In third place is No Time To Die with $7.8 million in its fourth week. That drop finally put the film behind A Quiet Place Part II’s steady pace, which grossed $9.1 million in weekend four. Though it is still $9 million ahead overall after 24 days, a final gross between $160-165 million is still very possible for the final film of the Daniel Craig era. Coming in fourth place this week was Funimation’s My Hero Academia: World Heroes’ Mission with $6.4 million. You may remember how, earlier this year, the anime studio’s Demon Slayer the Movie: Mugen Train managed to out-leg WB/HBO Max’s Mortal Kombat to beat that film’s final gross by over $5 million with $47.7 million total. If Academia had opened to Slayer numbers, it would have actually taken the #1 spot from Dune.
Venom: Let There Be Carnage finished its fifth weekend with $5.7 million for a total of $190.4 million. It is headed for a final gross of around $205 million. The Addams Family 2 became the 16th film of 2021 to cross $50 million and has a shot at outgrossing The Boss Baby: Family Business ($57.3 million) to become the highest-grossing (fully) animated film of the year. Addams grossed $3.2 million this weekend compared to The Boss Baby sequel’s $1.37 million fifth weekend and is less than a million behind it after a full month of release. Finally, going wider as mentioned is Wes Anderson’s The French Dispatch, grossing $2.7 million in 788 theaters to bring its tally to $4.6 million. That is already the third best tally for a Searchlight Pictures release in 2020-21, behind only Downfall ($8.28 million) and The Night House ($7.1 million).

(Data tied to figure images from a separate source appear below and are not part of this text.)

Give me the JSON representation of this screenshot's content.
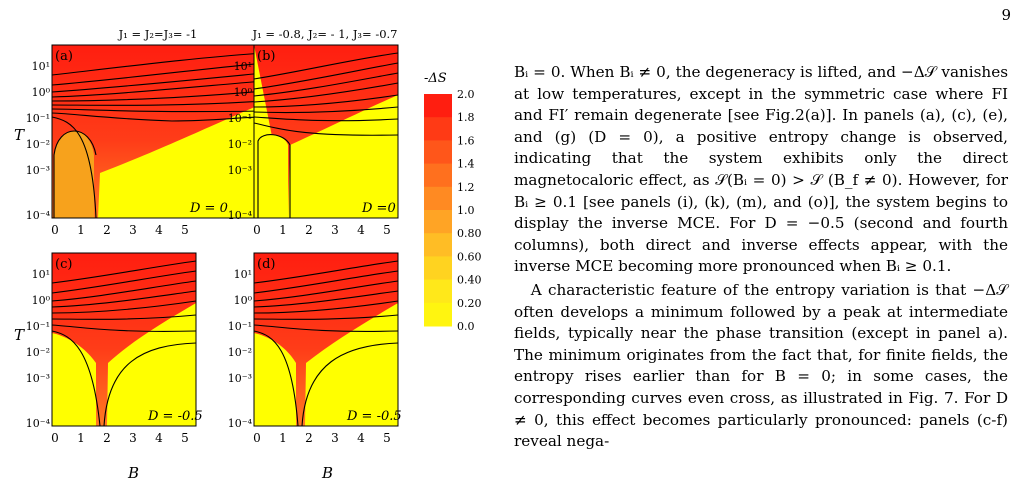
{
  "page_number": "9",
  "figure": {
    "panel_titles": [
      "J₁ = J₂=J₃= -1",
      "J₁ = -0.8, J₂= - 1, J₃= -0.7"
    ],
    "panel_letters": [
      "(a)",
      "(b)",
      "(c)",
      "(d)"
    ],
    "panel_d_labels": [
      "D = 0",
      "D =0",
      "D = -0.5",
      "D = -0.5"
    ],
    "y_axis_label": "T",
    "x_axis_label": "B",
    "y_ticks": [
      "10¹",
      "10⁰",
      "10⁻¹",
      "10⁻²",
      "10⁻³",
      "10⁻⁴"
    ],
    "x_ticks": [
      "0",
      "1",
      "2",
      "3",
      "4",
      "5"
    ],
    "colorbar_title": "-ΔS",
    "colorbar_ticks": [
      "2.0",
      "1.8",
      "1.6",
      "1.4",
      "1.2",
      "1.0",
      "0.80",
      "0.60",
      "0.40",
      "0.20",
      "0.0"
    ],
    "colors": {
      "hot": "#ff2a1a",
      "orange": "#f7a21c",
      "yellow": "#ffff00",
      "contour": "#000000"
    },
    "colorbar_colors": [
      "#ff1e10",
      "#ff3a15",
      "#ff561a",
      "#ff701e",
      "#ff8a22",
      "#ffa425",
      "#ffbd25",
      "#ffd320",
      "#ffe81a",
      "#fff510"
    ]
  },
  "body": {
    "p1": "Bᵢ = 0. When Bᵢ ≠ 0, the degeneracy is lifted, and −Δ𝒮 vanishes at low temperatures, except in the symmetric case where FI and FI′ remain degenerate [see Fig.2(a)]. In panels (a), (c), (e), and (g) (D = 0), a positive entropy change is observed, indicating that the system exhibits only the direct magnetocaloric effect, as 𝒮(Bᵢ = 0) > 𝒮 (B_f ≠ 0). However, for Bᵢ ≥ 0.1 [see panels (i), (k), (m), and (o)], the system begins to display the inverse MCE. For D = −0.5 (second and fourth columns), both direct and inverse effects appear, with the inverse MCE becoming more pronounced when Bᵢ ≥ 0.1.",
    "p2": "A characteristic feature of the entropy variation is that −Δ𝒮 often develops a minimum followed by a peak at intermediate fields, typically near the phase transition (except in panel a). The minimum originates from the fact that, for finite fields, the entropy rises earlier than for B = 0; in some cases, the corresponding curves even cross, as illustrated in Fig. 7. For D ≠ 0, this effect becomes particularly pronounced: panels (c-f) reveal nega-"
  }
}
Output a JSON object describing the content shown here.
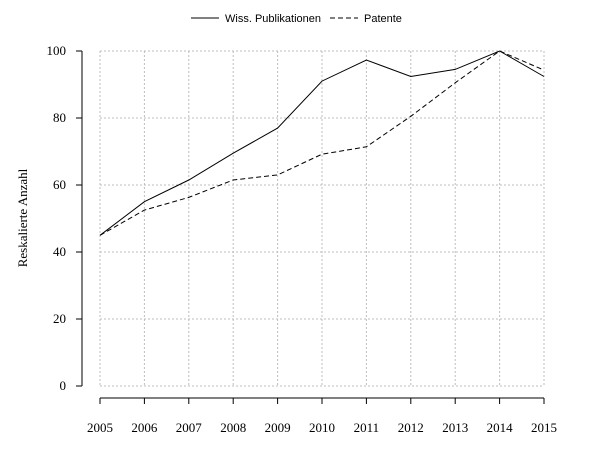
{
  "chart_data": {
    "type": "line",
    "title": "",
    "xlabel": "",
    "ylabel": "Reskalierte Anzahl",
    "x": [
      2005,
      2006,
      2007,
      2008,
      2009,
      2010,
      2011,
      2012,
      2013,
      2014,
      2015
    ],
    "xlim": [
      2005,
      2015
    ],
    "ylim": [
      0,
      100
    ],
    "yticks": [
      0,
      20,
      40,
      60,
      80,
      100
    ],
    "grid": true,
    "legend_position": "top-center",
    "series": [
      {
        "name": "Wiss. Publikationen",
        "line_style": "solid",
        "values": [
          45,
          55,
          61.5,
          69.5,
          77,
          91,
          97.3,
          92.4,
          94.5,
          100,
          92.4
        ]
      },
      {
        "name": "Patente",
        "line_style": "dashed",
        "values": [
          45,
          52.5,
          56.3,
          61.5,
          63,
          69.2,
          71.4,
          80.5,
          90.5,
          100,
          94.3
        ]
      }
    ]
  }
}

(Photo by ©Marvel Studios)
Marvel and Disney are going to take another crack at getting to $200 million with the release of Eternals. Despite coming from the most recent Oscar-winning Best Director, Chloé Zhao, Eternals is the second Marvel-based film in a row (after the Venom sequel) to find itself right on the edge between fresh and rotten with a current 60% score. (Let There Be Carnage has risen back to 61%.) It did not seem to hurt either Venom films and the critic-proof, theatrical-exclusive Marvel Universe film could join Let There Be Carnage and Shang-Chi on the exclusive milestone list this year.